At a post-launch press conference, SpaceX CEO Elon Musk said that he "wouldn't give it high odds" for successful landing due to the rough seas and experimental nature of the test.
However, he said he considered it "a success" that the first stage had a zero roll rate. He also said he's confident they will "have a decent change of bringing a stage back this year."
If everything goes as planned, Dragon will arrive at the station Sunday, when it will be grappled and berthed to the orbiting lab for an expected four-week visit. It is scheduled to depart the space station May 18 for a parachute-assisted splashdown off the coast of California.
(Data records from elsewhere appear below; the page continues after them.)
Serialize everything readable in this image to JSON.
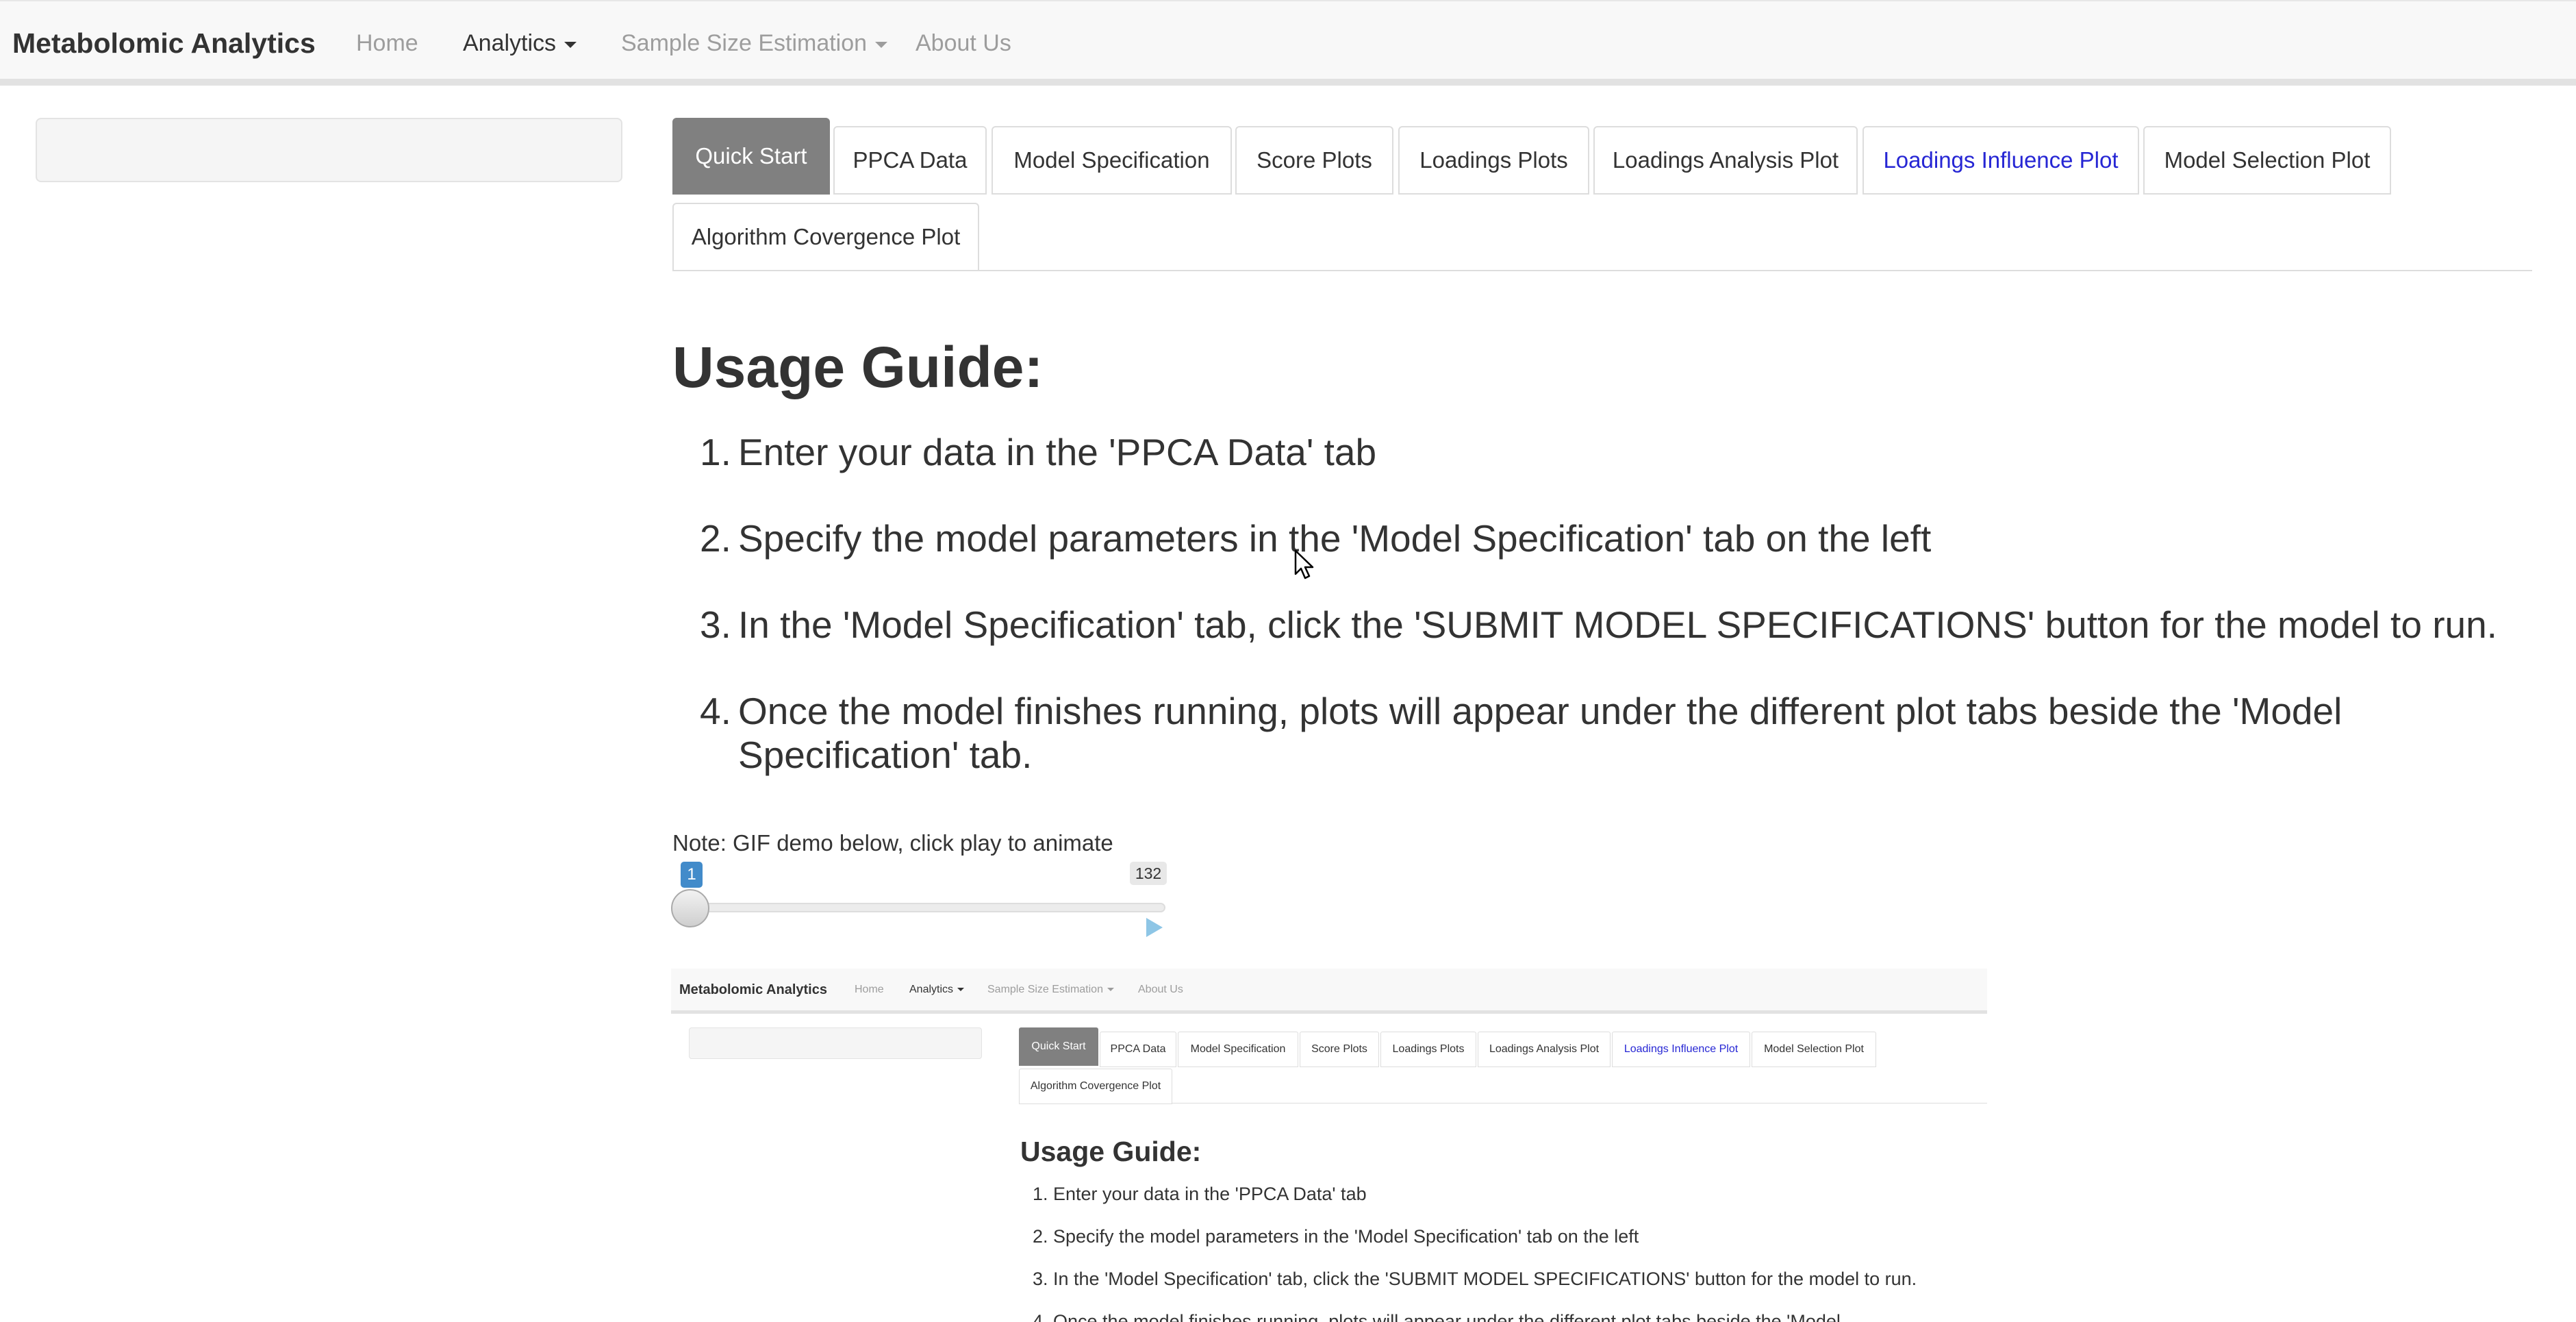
{
  "navbar": {
    "brand": "Metabolomic Analytics",
    "items": [
      {
        "label": "Home"
      },
      {
        "label": "Analytics"
      },
      {
        "label": "Sample Size Estimation"
      },
      {
        "label": "About Us"
      }
    ]
  },
  "tabs": [
    {
      "label": "Quick Start"
    },
    {
      "label": "PPCA Data"
    },
    {
      "label": "Model Specification"
    },
    {
      "label": "Score Plots"
    },
    {
      "label": "Loadings Plots"
    },
    {
      "label": "Loadings Analysis Plot"
    },
    {
      "label": "Loadings Influence Plot"
    },
    {
      "label": "Model Selection Plot"
    },
    {
      "label": "Algorithm Covergence Plot"
    }
  ],
  "main": {
    "title": "Usage Guide:",
    "steps": [
      {
        "num": "1.",
        "text": "Enter your data in the 'PPCA Data' tab"
      },
      {
        "num": "2.",
        "text": "Specify the model parameters in the 'Model Specification' tab on the left"
      },
      {
        "num": "3.",
        "text": "In the 'Model Specification' tab, click the 'SUBMIT MODEL SPECIFICATIONS' button for the model to run."
      },
      {
        "num": "4.",
        "text": "Once the model finishes running, plots will appear under the different plot tabs beside the 'Model Specification' tab."
      }
    ],
    "note": "Note: GIF demo below, click play to animate"
  },
  "slider": {
    "min": "1",
    "max": "132",
    "value": 1
  },
  "gif": {
    "brand": "Metabolomic Analytics",
    "nav": [
      "Home",
      "Analytics",
      "Sample Size Estimation",
      "About Us"
    ],
    "tabs": [
      "Quick Start",
      "PPCA Data",
      "Model Specification",
      "Score Plots",
      "Loadings Plots",
      "Loadings Analysis Plot",
      "Loadings Influence Plot",
      "Model Selection Plot",
      "Algorithm Covergence Plot"
    ],
    "title": "Usage Guide:",
    "steps": [
      "1. Enter your data in the 'PPCA Data' tab",
      "2. Specify the model parameters in the 'Model Specification' tab on the left",
      "3. In the 'Model Specification' tab, click the 'SUBMIT MODEL SPECIFICATIONS' button for the model to run.",
      "4. Once the model finishes running, plots will appear under the different plot tabs beside the 'Model"
    ]
  },
  "colors": {
    "active_tab_bg": "#808080",
    "highlight_tab_text": "#2626d4",
    "slider_accent": "#428bca",
    "play_icon": "#8ec6e6"
  }
}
The launch is proceeding despite the failure last Friday of a backup computer called multiplexer-demultiplexer (MDM) that provides commands to some space station systems, including the external cooling system and the Mobile Transporter rail car on the S0 truss of the station.
This is the third of at least 12 missions to the space station that SpaceX will fly for U.S. space agency NASA under a 1.6- billion-U.S.dollar Commercial Resupply Services contract.
Besides SpaceX, NASA has also signed a deal with another private company called Orbital Sciences Corp. to supply cargo to the space station.